Was Jelzin wirklich geleistet resp. verbrochen hat: das zu entscheiden behalten wir uns vor. Nämlich bis klarer geworden ist, ob aus dem von Jelzin ruinierten Volk und neu gestifteten Herrschaftsklüngel nicht doch noch etwas Brauchbares herauskommt. Wobei wir selbstverständlich überhaupt nicht an den politischen oder anderweitigen Nutzen des Westens denken, dem Jelzin auf Kosten der Masse seiner Untertanen das Ende der „Despotie sowjetkommunistischer Art“ in den Schoß gelegt hat, sondern einzig und allein ans liebe russische Volk und seine Sehnsucht nach einer „besseren und gerechteren Gesellschaft“. Um welche Zukunft die Russen nicht betrogen werden dürfen, das wissen wir andererseits im Prinzip schon auch; und die Kenner der globalen Sachlage aus der neutralen Schweiz sprechen das Wesentliche in dankenswerter Deutlichkeit aus:

„Starkes oder schwaches Russland – was liegt im westlichen Interesse? Ein starkes Russland kann ein besser funktionierender Rechtsstaat sein und im Osten Europas und in Nordasien für notwendige Stabilität sorgen, Nuklearwaffen unter Kontrolle halten und ihre Weiterverbreitung verhindern, eine allgemein konstruktive Rolle in der internationalen Politik spielen. Ein Russland mit neugewonnener Stärke kann aber ebenso imperialistisch sein, seine Nachbarn und ihre oft prekäre Unabhängigkeit bedrohen, selbst für China ein ungemütlicher Rivale werden. Jelzin, das ist ihm hoch anzurechnen, hat immerhin mit der Ukraine einen Modus vivendi gefunden und die Balten schließlich in Freiheit gewähren lassen. Dass der Westen nur wenig Möglichkeiten hat, den Gang der Dinge zu beeinflussen, sollte ihn nicht daran hindern, eigene Prioritäten zu setzen und darauf zu bestehen, dass auch Moskau, ob Demokratie oder nicht, sich an die internationalen Spielregeln zu halten hat.“ (NZZ, 3.1.)

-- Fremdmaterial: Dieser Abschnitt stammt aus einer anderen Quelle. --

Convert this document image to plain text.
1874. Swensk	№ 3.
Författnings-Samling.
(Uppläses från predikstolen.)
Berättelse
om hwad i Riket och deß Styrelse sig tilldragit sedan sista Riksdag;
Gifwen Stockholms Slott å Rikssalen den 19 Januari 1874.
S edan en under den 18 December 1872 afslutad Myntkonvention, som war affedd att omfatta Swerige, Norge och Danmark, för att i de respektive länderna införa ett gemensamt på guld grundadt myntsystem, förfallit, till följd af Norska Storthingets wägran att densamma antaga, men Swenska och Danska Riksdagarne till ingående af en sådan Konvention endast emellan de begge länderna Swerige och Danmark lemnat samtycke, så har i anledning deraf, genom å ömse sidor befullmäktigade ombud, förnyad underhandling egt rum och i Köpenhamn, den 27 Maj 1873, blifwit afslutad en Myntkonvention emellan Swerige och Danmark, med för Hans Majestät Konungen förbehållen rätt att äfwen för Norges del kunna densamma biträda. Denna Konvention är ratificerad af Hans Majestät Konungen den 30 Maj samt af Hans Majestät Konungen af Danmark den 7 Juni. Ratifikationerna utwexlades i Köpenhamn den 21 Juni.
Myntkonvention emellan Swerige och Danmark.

Eine eindeutige Gleichung von „westlichem Interesse“ und „internationalen Spielregeln“, vorwärts wie rückwärts zu lesen und ergänzt um den beschönigenden, aber gleichfalls unmissverständlichen Fingerzeig: „ob Demokratie oder nicht“ – das hilft doch gleich ein gutes Stück weiter bei der moralischen Urteilsbildung über Jelzins Lebenswerk. Denn ein unbestechliches Urteil dieser Art ergeht in praktischer Absicht und hat deswegen die Aufgabe, weniger die vorgefundene Lage theoretisch widerzuspiegeln als vielmehr die Entschlossenheit des Westens in seiner Eigenschaft als überparteiliche Weltaufsichtsinstanz, dem Objekt interessierter Begutachtung Botmäßigkeit, Unterordnung und nützliche Leistungen abzuverlangen. Nur dann liegt es richtig, kann dann aber auch gar nicht mehr fehlgehen, wenn es von der aktuellen imperialistischen Erwartungshaltung ausgeht, sich daran orientiert, was Russlands Regierung da schuldig ist, und im Wege des stillschweigenden Rückschlusses die „unbestrittene Wahrheit“ über Leistungen und Versäumnisse der bisherigen Präsidentschaft ermittelt. Das wiederum so auszudrücken, als wäre man auf dem Wege sorgfältiger sittlicher Begutachtung eines regierenden Säufers zu Wahrheiten gelangt, in deren Namen man unbestreitbare Ansprüche an dessen Erben kundzutun berechtigt ist: Das ist die hohe Kunst politmoralischer Urteilsbildung. Dann kriegt man es am Ende hin, eine Erinnerung an Jelzins bleibende Verdienste um die Zerstörung des einstigen Moskauer Staatswesens, einen Hinweis auf die seither eingetretene Verelendung des dazugehörigen Volkes und einen traditionsreichen Topos des rassistischen Russenbildes westlicher Intellektueller so zu einem Charakterbild des abgedankten Präsidenten zu kombinieren, dass jedenfalls sein Nachfolger Putin weiß, woran er ist:

„Russland hat lange auf den Rücktritt Jelzins warten müssen. Nach seinem vielleicht verspäteten Abschied hinterlässt Jelzin kein gefestigtes politisches System, sondern ein Land, dessen Bürger unter den ungelösten wirtschaftlichen und politischen Schwierigkeiten stöhnen. Jelzin war ein Muschik auf dem Kremlthron, bauernschlau und gerissen, unberechenbar und gemütlich. Gemütlich wird es mit Putin nicht mehr…“ (FAZ, 10.1.)